Schauen Sie auf das rot-rot-grüne Berlin: 7 000 Beamte fehlen, 1,4 Millionen Überstunden, eklatante Mängel bei der Ausrüstung, keine Taser, immer noch keine Bodycam, obwohl genau diese Einsatzmittel nachweislich dazu führen, dass Übergriffe gegen Polizeibeamte effektiv reduziert werden können.
So sieht sie aus, die Polizei, die Sie sich wünschen: völlig wehr- und wirkungslos Ihrer linksextremistischen Klientel und Schwerkriminellen ausgeliefert. Sie tragen damit bewusst und gewollt zur Erosion unseres Rechtsstaats bei. Es ist Aufgabe der AfD, Sie dabei zu stoppen, und ich garantiere Ihnen: Wir werden Sie stoppen.
Denn die Polizei ist in Wirklichkeit – das wurde hier schon angesprochen – nicht Täter, sondern Opfer:
Jedes Jahr werden über 70 000 Kollegen Opfer von Gewalttaten. Immer häufiger bedrohen Mitglieder krimineller Clans und Linksextremisten die Polizeibeamten – sogar im privaten Umfeld – und filmen sie bei Kontrollen und Festnahmen.
Nehmen Sie von den Linken und den Grünen deshalb endlich zur Kenntnis: Nicht die Polizei ist ein Problem für unseren Rechtsstaat,
sondern Ihre linksextremistischen und islamistischen Freunde sind es.
Und natürlich würden genau diese auch den Polizeibeauftragten dazu nutzen, um Polizeibeamte mit Beschwerden zu bombardieren und ihnen strukturellen Rassismus und Diskriminierung zu unterstellen. Seien Sie ehrlich: Das ist es doch, was Sie wirklich wollen. Sie wollen eine Denunziationsplattform für gewalttätige Extremisten und sonstige Kriminelle; aber die AfD wird das nicht zulassen.
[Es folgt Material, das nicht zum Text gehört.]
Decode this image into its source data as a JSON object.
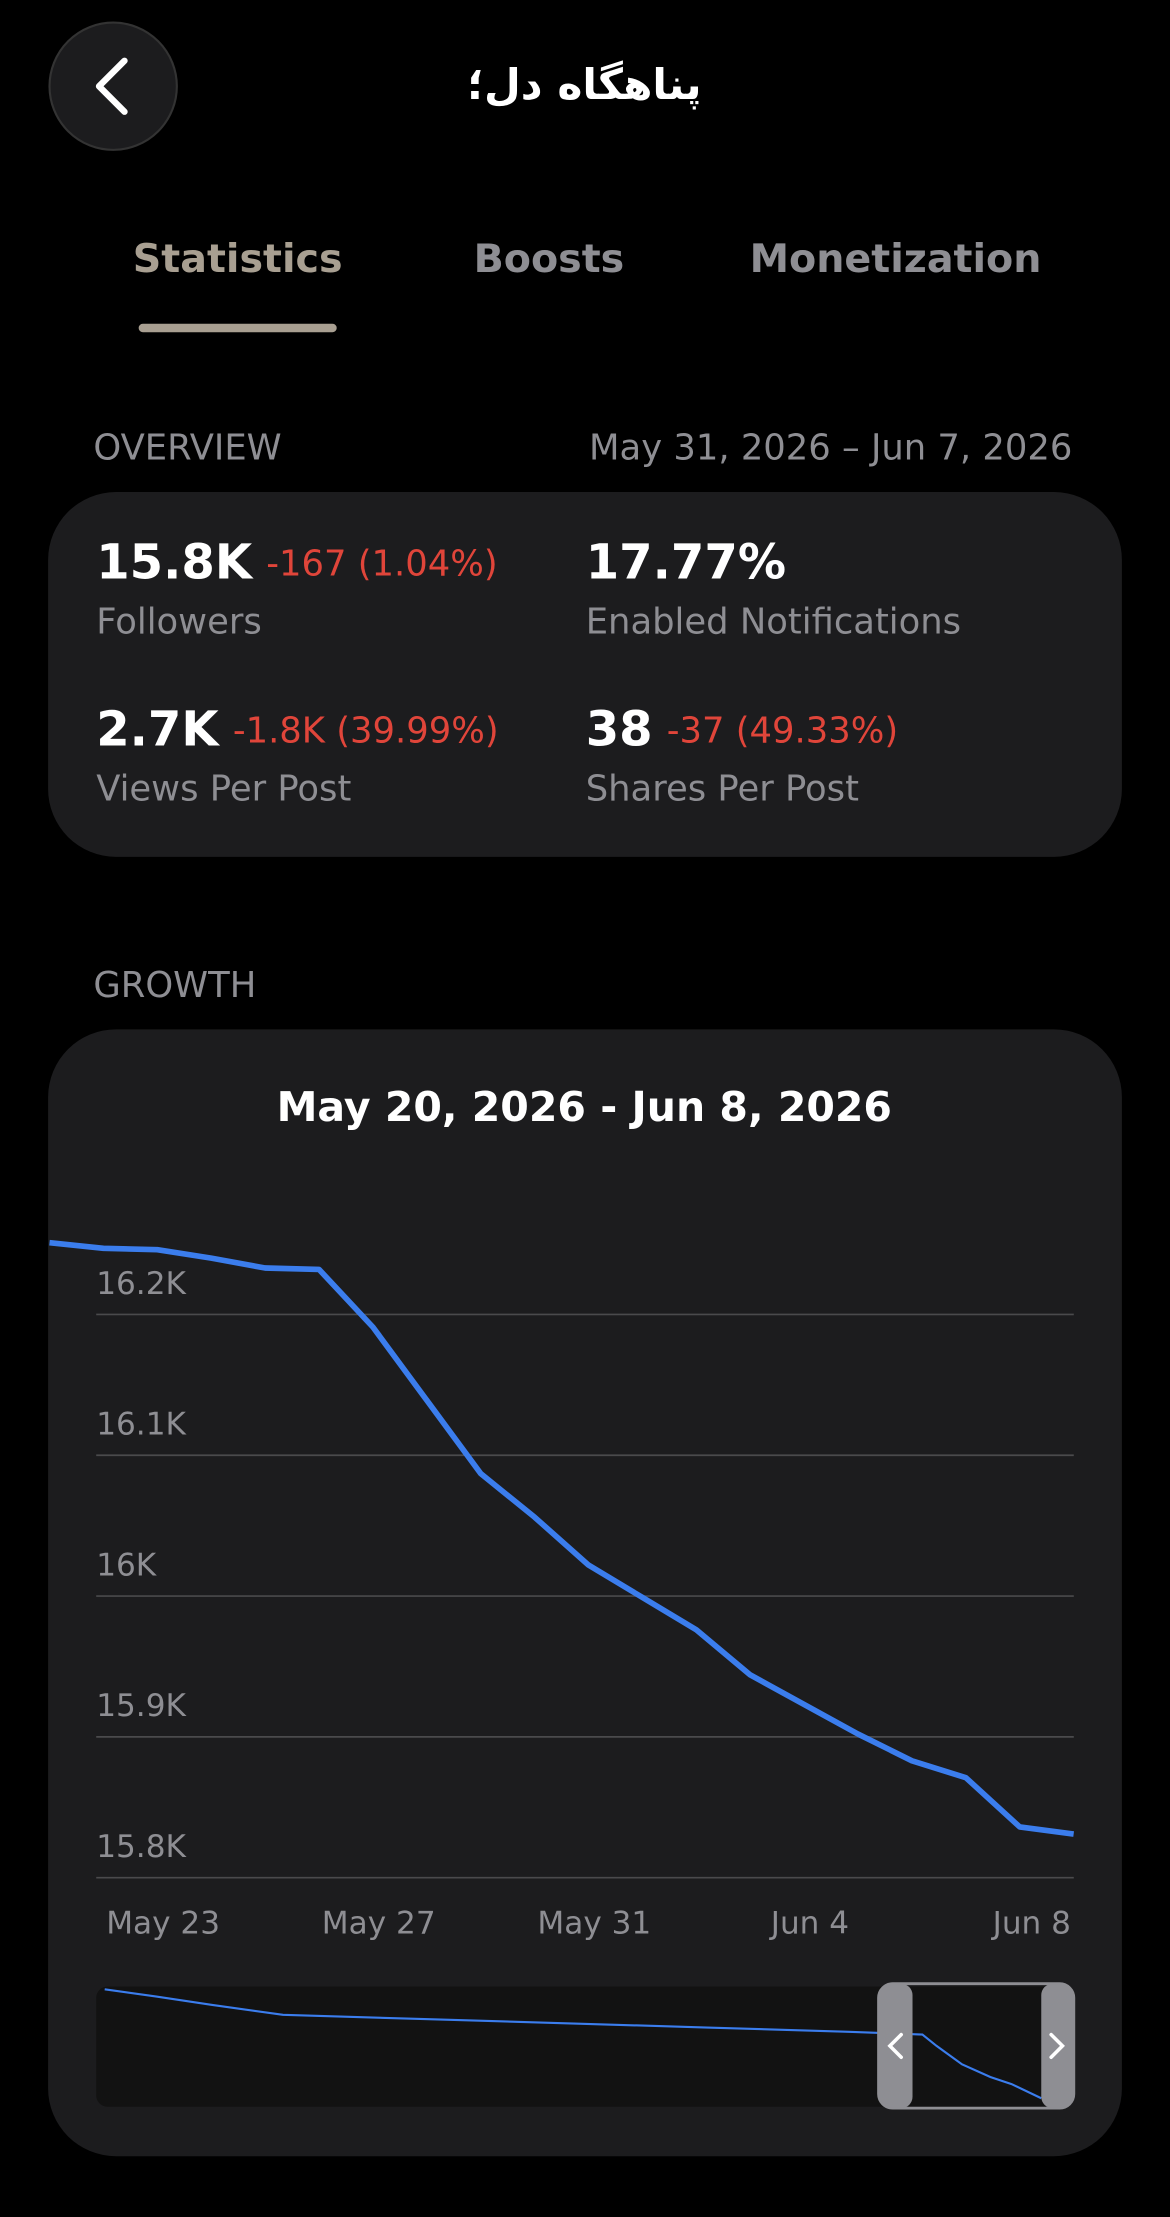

Wir brauchen weder einen Polizeibeauftragten noch eine Polizeibeschwerdestelle. Was unsere Polizei wirklich braucht, ist endlich eine uneingeschränkte politische Rückendeckung für eine robuste Nulltoleranzstrategie gegen Gewalttäter und Extremisten.
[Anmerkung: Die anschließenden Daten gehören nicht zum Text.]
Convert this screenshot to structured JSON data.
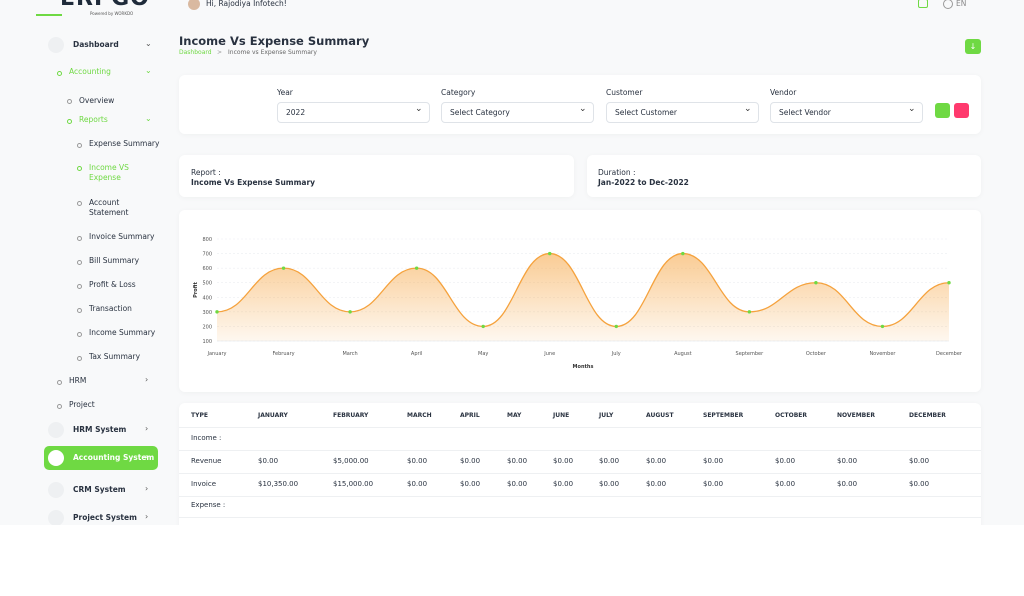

Nur so können wir unser Land endlich wieder sicherer machen, und nur so werden wir die Gewalt gegen unsere Polizeibeamten, gegen Feuerwehrleute und Rettungsdienste endlich in den Griff bekommen. Die AfD – lassen Sie mich das in aller Deutlichkeit sagen – steht fest an der Seite unserer Polizei, die mit außerordentlichem Engagement und mit bewundernswertem Idealismus alles für den Schutz unserer Bürger tut. Dafür dankt die AfD-Fraktion ganz ausdrücklich allen Polizistinnen und Polizisten.
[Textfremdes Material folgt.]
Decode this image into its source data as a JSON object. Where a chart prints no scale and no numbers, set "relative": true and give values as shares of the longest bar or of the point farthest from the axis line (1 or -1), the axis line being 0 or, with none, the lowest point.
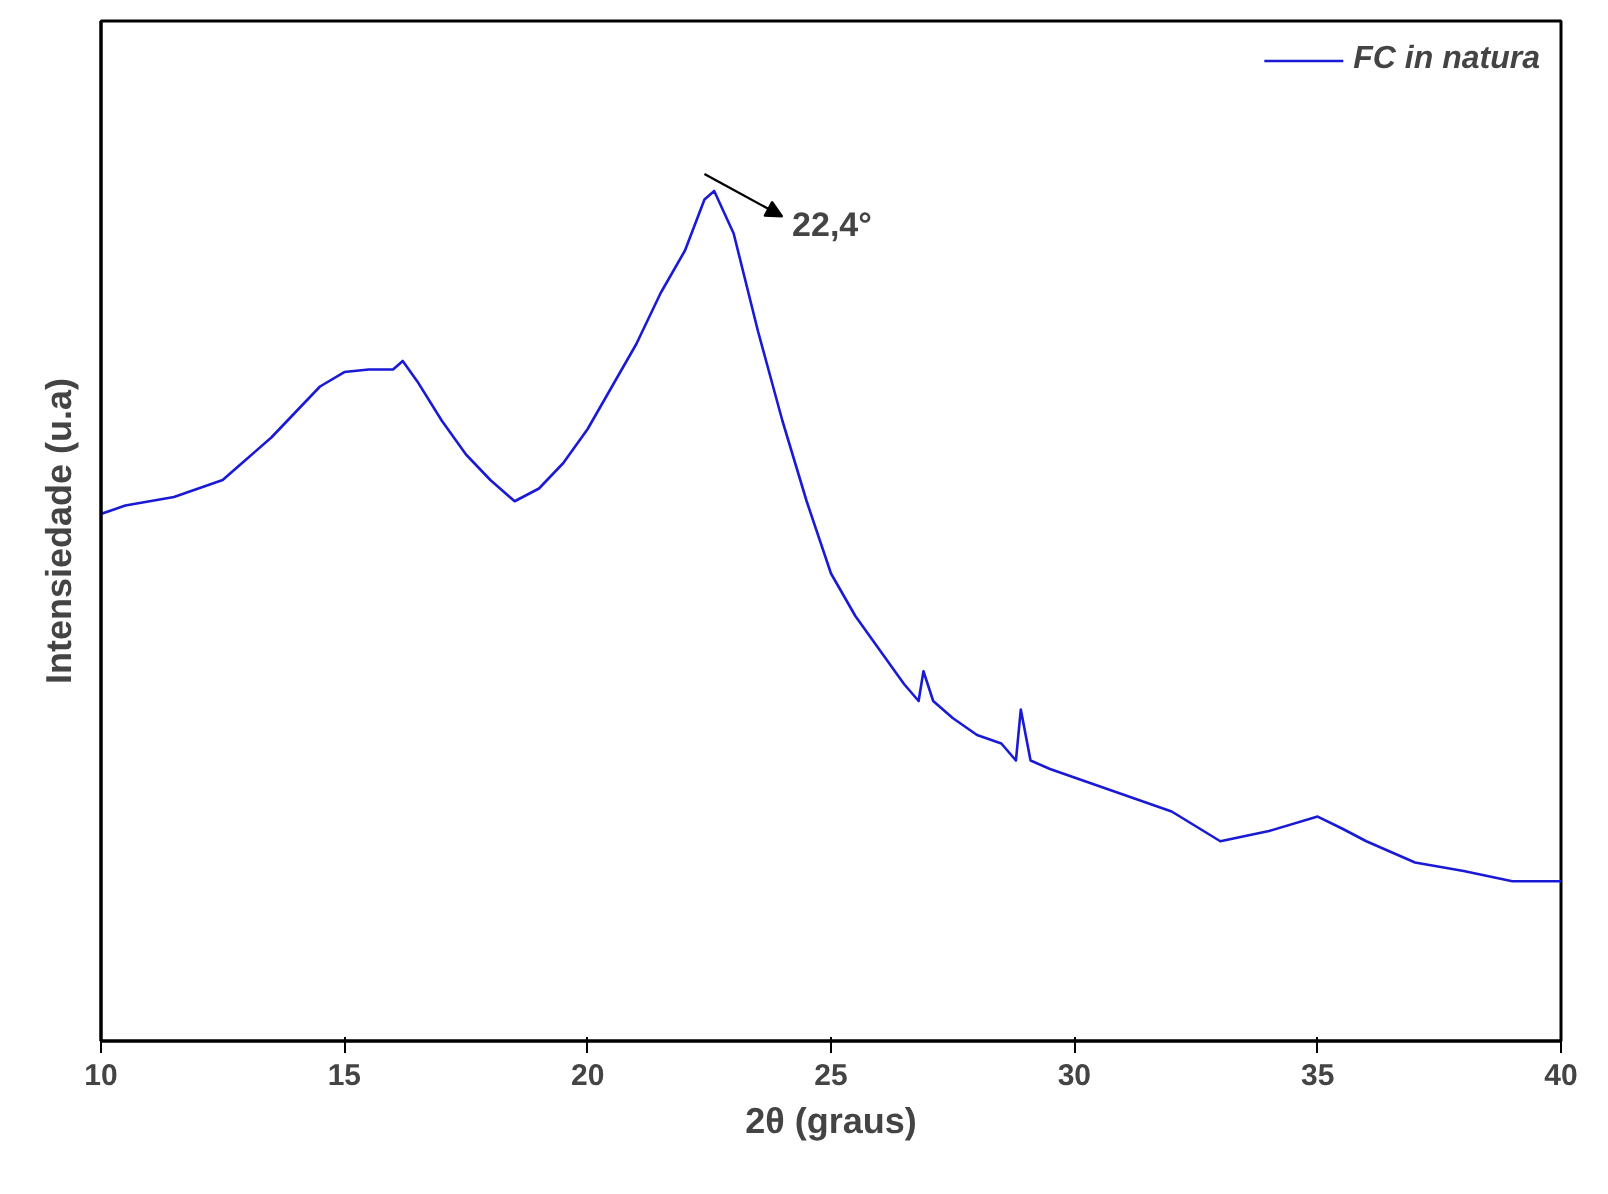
{
  "chart_data": {
    "type": "line",
    "relative": true,
    "xlabel": "2θ (graus)",
    "ylabel": "Intensiedade (u.a)",
    "xlim": [
      10,
      40
    ],
    "xticks": [
      10,
      15,
      20,
      25,
      30,
      35,
      40
    ],
    "legend": "top right",
    "grid": false,
    "marker": "none",
    "line_style": "solid",
    "annotations": [
      {
        "text": "22,4°",
        "x": 22.4,
        "y": 1.0
      }
    ],
    "series": [
      {
        "name": "FC in natura",
        "color": "#1a1ad6",
        "x": [
          10,
          10.5,
          11,
          11.5,
          12,
          12.5,
          13,
          13.5,
          14,
          14.5,
          15,
          15.5,
          16,
          16.2,
          16.5,
          17,
          17.5,
          18,
          18.5,
          19,
          19.5,
          20,
          20.5,
          21,
          21.5,
          22,
          22.4,
          22.6,
          23,
          23.5,
          24,
          24.5,
          25,
          25.5,
          26,
          26.5,
          26.8,
          26.9,
          27.1,
          27.5,
          28,
          28.5,
          28.8,
          28.9,
          29.1,
          29.5,
          30,
          31,
          32,
          33,
          34,
          35,
          35.5,
          36,
          37,
          38,
          39,
          40
        ],
        "values": [
          0.62,
          0.63,
          0.635,
          0.64,
          0.65,
          0.66,
          0.685,
          0.71,
          0.74,
          0.77,
          0.787,
          0.79,
          0.79,
          0.8,
          0.776,
          0.73,
          0.69,
          0.66,
          0.635,
          0.65,
          0.68,
          0.72,
          0.77,
          0.82,
          0.88,
          0.93,
          0.99,
          1.0,
          0.95,
          0.835,
          0.73,
          0.635,
          0.55,
          0.5,
          0.46,
          0.42,
          0.4,
          0.435,
          0.4,
          0.38,
          0.36,
          0.35,
          0.33,
          0.39,
          0.33,
          0.32,
          0.31,
          0.29,
          0.27,
          0.235,
          0.247,
          0.264,
          0.25,
          0.235,
          0.21,
          0.2,
          0.188,
          0.188
        ]
      }
    ]
  }
}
Links-Grün-Rot hat schon viel zu lange die Sicherheitsbehörden in unserem Land diffamiert, beleidigt und sie an einer effektiven Aufgabenwahrnehmung gehindert. Damit muss endlich Schluss sein. Wir werden Ihre Hexenjagd beenden, und deshalb lehnen wir diesen polizeifeindlichen Gesetzentwurf kategorisch ab.